If I were David Cameron, I’d be careful about saying that Britain was “out of the danger zone”. It suggests that “Labour’s debt crisis” has now been averted, which rather implies that large, rapid spending cuts are now simply a matter of choice. The popularity of these cuts depends in part on maintaining an air of crisis.

What’s more, if Cameron and Osborne have taken us “out of the danger zone”, then any future economic difficulties would be an entirely new danger zone that they’d have taken us into.

Sunday, October 03, 2010

Some employers are more unequal than others

As John Rentoul and Sunder Katwala note, we’re inundated with party leaders who emote about the gap between rich and poor while having little to say about policies to address it.

Here’s a small suggestion: require organisations to publish, as part of their annual accounts, the ratio between the highest- and lowest-paid of their workforce.

This in itself wouldn’t force any changes in pay, but it would at least give us information about which employers produce the biggest inequalities. What’s more, those that like ‘nudge’ thinking may see this as something that could motivate change, if the media compile league tables and campaigners put moral pressure on employers to narrow their own pay gaps in light of social norms.

Perhaps as a second stage, once we’ve had some data to look at, government could offer tax breaks to those that have lower ratios. But let’s walk before we run.

And the lack of coercion may help such a policy’s political appeal: people may be concerned about massive pay inequalities but that doesn’t necessarily mean they want government-imposed salary caps. This policy would be a clear statement that the gap matters and that a rising tide really should lift all boats without any suggestion that the Chancellor should become every firm’s payroll manager. It’s not against success; it just want to encourage that success to be more widely shared. (If you like the kind of soundbites that only think-tank wonks can digest, you could call it ‘progressive aspirationalism’.)

It would also demonstrate that the biggest pay gaps by far are in the private and not the public sector.

There are plenty of practical questions about this policy, some of which have clearer answers than others. For instance:

Should all employers have to do it? I think smaller ones should be exempt from having to jump through the hoops. Individually, they have little social impact; collectively, there are so many of them that we’d be snowed under with numbers; and smaller organisations tend to have smaller gaps between top and bottom pay anyway.

Should bonuses be included? Yes, otherwise it’d be a way to play the system.

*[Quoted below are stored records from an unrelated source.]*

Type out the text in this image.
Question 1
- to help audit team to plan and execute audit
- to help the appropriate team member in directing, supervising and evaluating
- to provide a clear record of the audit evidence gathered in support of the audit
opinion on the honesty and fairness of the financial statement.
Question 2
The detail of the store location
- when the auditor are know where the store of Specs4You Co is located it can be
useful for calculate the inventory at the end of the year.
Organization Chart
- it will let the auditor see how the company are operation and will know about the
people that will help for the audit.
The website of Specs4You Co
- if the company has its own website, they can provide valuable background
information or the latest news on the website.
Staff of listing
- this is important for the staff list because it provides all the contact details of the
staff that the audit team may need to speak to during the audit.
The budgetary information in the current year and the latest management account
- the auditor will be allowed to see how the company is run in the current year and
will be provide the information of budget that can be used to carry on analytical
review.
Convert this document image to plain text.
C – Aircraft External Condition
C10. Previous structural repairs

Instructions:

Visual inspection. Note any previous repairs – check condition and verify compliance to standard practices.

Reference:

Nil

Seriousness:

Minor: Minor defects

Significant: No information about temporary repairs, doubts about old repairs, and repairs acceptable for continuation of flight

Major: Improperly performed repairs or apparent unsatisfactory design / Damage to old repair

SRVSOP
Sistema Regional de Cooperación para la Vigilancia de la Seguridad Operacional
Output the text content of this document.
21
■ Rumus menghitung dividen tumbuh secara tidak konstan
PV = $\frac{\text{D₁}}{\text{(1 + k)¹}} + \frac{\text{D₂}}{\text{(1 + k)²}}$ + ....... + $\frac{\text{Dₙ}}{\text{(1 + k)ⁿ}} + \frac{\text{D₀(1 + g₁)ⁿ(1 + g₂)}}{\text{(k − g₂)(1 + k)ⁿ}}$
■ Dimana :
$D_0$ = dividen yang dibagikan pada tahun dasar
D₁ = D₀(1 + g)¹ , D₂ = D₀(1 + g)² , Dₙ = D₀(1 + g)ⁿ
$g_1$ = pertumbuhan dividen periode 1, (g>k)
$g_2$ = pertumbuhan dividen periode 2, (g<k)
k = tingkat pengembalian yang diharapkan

Should benefits in kind be included? Likewise, yes.

Should the pay of external contractors be included? Yes, as many larger organisations outsource lower-paid functions like catering, cleaning and security, which artificially reduces their own direct payroll ratios.

How should we treat part-timers, people getting overtime pay, and people doing unpaid overtime?

Should we just look at the very best- and very worst-paid individuals or take, say, the top and bottom 5%?

Would it be worth breaking the ratio down into bottom-to-middle and middle-to-top as well?